Air Canada will create a new wholly-owned leisure subsidiary for its planned low-cost carrier and existing tour business.
The new LCC will begin operations with two Boeing 767-300ERs and two Airbus A319s to cities in the Caribbean and Europe in June 2013, says the Montreal-based flag carrier.
Destinations will include ones that are currently underserved from Canada or "do not generate adequate profitability with Air Canada's existing [mainline] cost structure", adds the airline.
The new LCC's fleet will increase when Air Canada begins receiving Boeing 787s in 2014, it says. It will operate up to 20 767-300ERs and 30 A319s that will transition from the Air Canada mainline fleet.

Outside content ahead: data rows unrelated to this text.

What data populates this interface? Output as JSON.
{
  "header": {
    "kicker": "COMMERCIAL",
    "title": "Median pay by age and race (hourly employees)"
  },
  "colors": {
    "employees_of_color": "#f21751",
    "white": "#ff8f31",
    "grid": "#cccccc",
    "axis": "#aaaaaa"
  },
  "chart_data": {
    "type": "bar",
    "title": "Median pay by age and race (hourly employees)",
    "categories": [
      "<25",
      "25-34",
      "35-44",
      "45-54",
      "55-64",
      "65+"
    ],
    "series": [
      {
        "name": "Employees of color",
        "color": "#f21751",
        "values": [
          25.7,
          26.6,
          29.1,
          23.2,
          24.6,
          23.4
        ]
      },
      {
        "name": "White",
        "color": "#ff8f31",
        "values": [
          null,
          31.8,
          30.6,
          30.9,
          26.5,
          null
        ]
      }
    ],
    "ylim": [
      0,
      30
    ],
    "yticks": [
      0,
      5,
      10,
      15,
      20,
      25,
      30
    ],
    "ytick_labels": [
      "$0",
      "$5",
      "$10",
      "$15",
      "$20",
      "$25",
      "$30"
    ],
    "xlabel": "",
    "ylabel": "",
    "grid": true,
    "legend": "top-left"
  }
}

"The creation of a leisure group that combines our new low-cost leisure carrier with Air Canada Vacations, our successful tour operator business, is a major milestone for Air Canada," says Calin Rovinescu, president and chief executive of Air Canada, in a statement. "Air Canada will be able to compete more effectively in this highly dynamic and expanding market."
Michael Friisdahl will be president and chief executive of the new leisure company. He will report to Air Canada chief commercial officer Ben Smith.
"A number of conditions have to exist to be low cost," said Michael Rousseau, chief financial officer of Air Canada, on the planned LCC at a conference in September. "The planes have to carry more seats than ourselves, [for example] the 767s will carry 20% more. The other half includes [employee] work rules and wage rates."
Air Canada operated LCC subsidiaries Tango and Zip from 2001 until 2003 and 2004, respectively, to compete with low-cost competition.